View Message

[Opinions] Hortense
Thoughts on Hortense? **After supposedly dying on January 30, 2007 after eating tainted pancakes, she returned several times as an angel and was revealed to be alive on May 17, 2011. )**
Archived Thread - replies disabled
vote up2

Replies

I hate it. The 'Hort' bit reminds me of 'haughty' (or worse) and 'tense' ... well, it just sounds a bit stressful! I'd probably use it for an 'ugly sisters' character.
vote up1
I like it as a middle name.
Felicity Hortense or Ferris Hortense is cute imo.
vote up1
It’s so ugly and old fashioned, it’s almost feels like a parody of ugly old fashioned names.
vote up4
It's more usable than Hydrangea. I think it's the type of French name that's never going to be accused of being "faux French" due to prettiness, similar to Olympe. But it's respectable.

This message was edited 12/16/2021, 8:33 PM

vote up1
It just gives me an awful flat, hollow, austere feeling. Feels too cold and square to be stylishly-clunky like Florence or Harriet or Mavis or even Gertrude. Has no appealing images attached to it at all. If someone wants to use the name Hortense really bad, they should make it their own legal name, and live with it, themselves. jmhoHortensia would not be quite as bad. Still ugly, but at least it's not shaped entirely like pain. imo. Might make me think slightly of gardening.
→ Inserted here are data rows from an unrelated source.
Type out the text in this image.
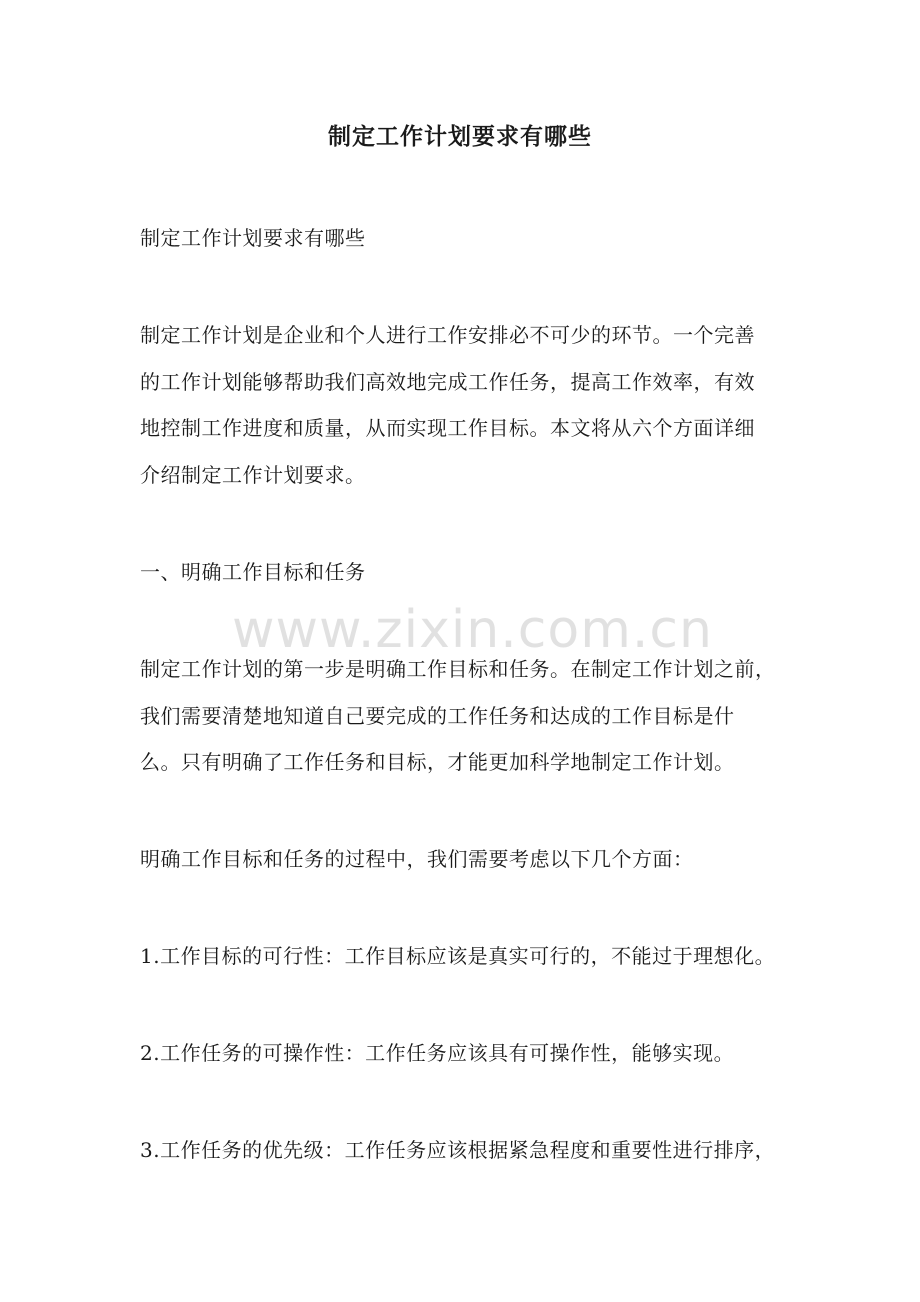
制定工作计划要求有哪些
制定工作计划要求有哪些
制定工作计划是企业和个人进行工作安排必不可少的环节。一个完善
的工作计划能够帮助我们高效地完成工作任务，提高工作效率，有效
地控制工作进度和质量，从而实现工作目标。本文将从六个方面详细
介绍制定工作计划要求。
一、明确工作目标和任务
制定工作计划的第一步是明确工作目标和任务。在制定工作计划之前，
我们需要清楚地知道自己要完成的工作任务和达成的工作目标是什
么。只有明确了工作任务和目标，才能更加科学地制定工作计划。
明确工作目标和任务的过程中，我们需要考虑以下几个方面：
1.工作目标的可行性：工作目标应该是真实可行的，不能过于理想化。
2.工作任务的可操作性：工作任务应该具有可操作性，能够实现。
3.工作任务的优先级：工作任务应该根据紧急程度和重要性进行排序，
www.zixin.com.cn
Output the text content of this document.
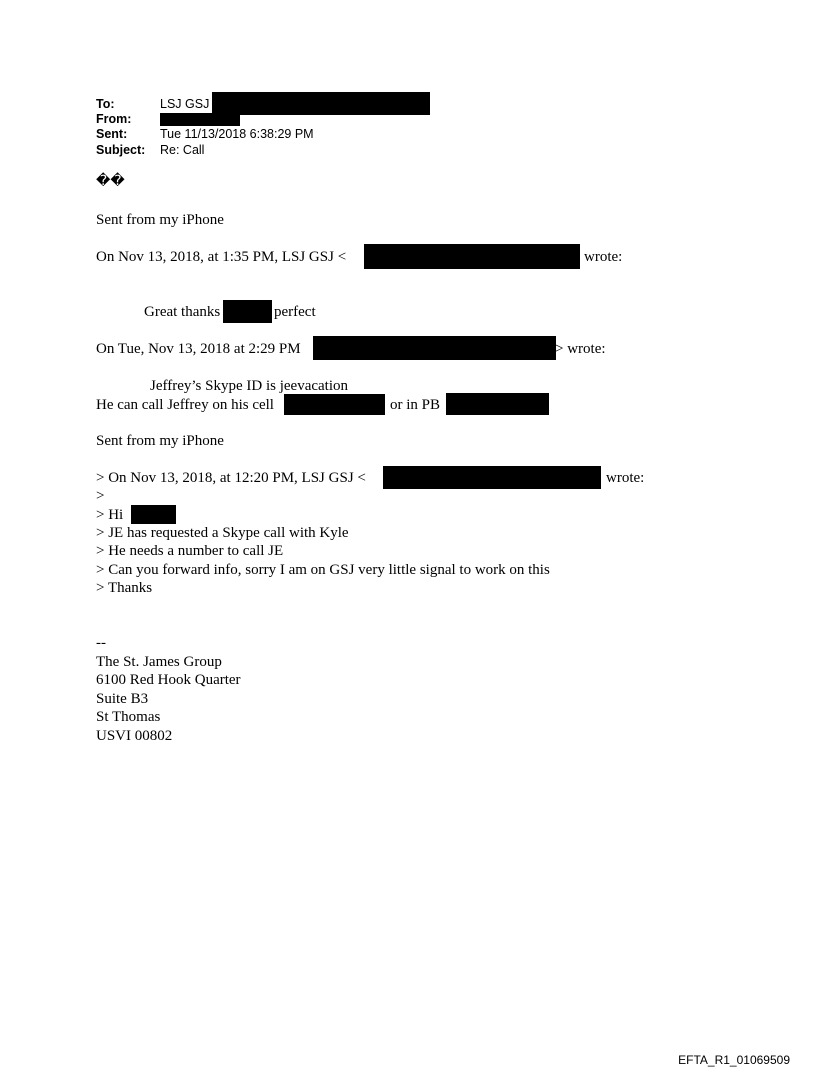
To:	LSJ GSJ
From:
Sent:	Tue 11/13/2018 6:38:29 PM
Subject: Re: Call
��
Sent from my iPhone
On Nov 13, 2018, at 1:35 PM, LSJ GSJ <	wrote:
Great thanks	perfect
On Tue, Nov 13, 2018 at 2:29 PM	> wrote:
Jeffrey’s Skype ID is jeevacation
He can call Jeffrey on his cell	or in PB
Sent from my iPhone
> On Nov 13, 2018, at 12:20 PM, LSJ GSJ <	wrote:
>
> Hi
> JE has requested a Skype call with Kyle
> He needs a number to call JE
> Can you forward info, sorry I am on GSJ very little signal to work on this
> Thanks
--
The St. James Group
6100 Red Hook Quarter
Suite B3
St Thomas
USVI 00802
EFTA_R1_01069509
This message was edited 12/16/2021, 8:31 PM

vote up2
It sounds German or Scottish.
vote up1
Seems very staunch and uptight. Really only works for an old lady.
vote up1
Hortense as a girl name is too masculine-sounding for me. I prefer the spelling Hortence. It looks a bit more feminine, and at least the word tense is no longer in it.
I'm sorry, but I've never liked it. Not the Hor or the Tense portion.
But Hor is probably the worst part.
vote up2
I love it! It's grandiose but dusty. It was my grandmother Janice's middle name, though according to my mother, she loathed it. I like Tess, Tessie, and Tennie as nicknames.
vote up2
Janice Hortense! Nnnasty.
vote up1
There was considerable French Huguenot immmigration into South Africa after 1685, to avoid religious persecution at home. Many surnames and given names in the Afrikaans community (South Africa was Dutch at the time, and on and off until after the Napoleonic Wars) are still recognisably French. Present-day South Africans are, generally, not good at French, but that doesn't stop them! I was at school with a girl - Elizabeth - whose little sister was Hortense. The family always called her Tensie, and pronounced the Tens- element correctly, with nasalisation. And then that -ie diminutive ... I can't remember if they pronounced the H-; I rather think they did. Tessie would have been much nicer.
vote up1
I actually like those nicknames. All of them are better than Horry, Tense or Tensie...*shudders*
vote up1
Don't like it at all
vote up1
So I said to the nervous hooker, I said, "Hortense ..."It's ugly beyond redemption.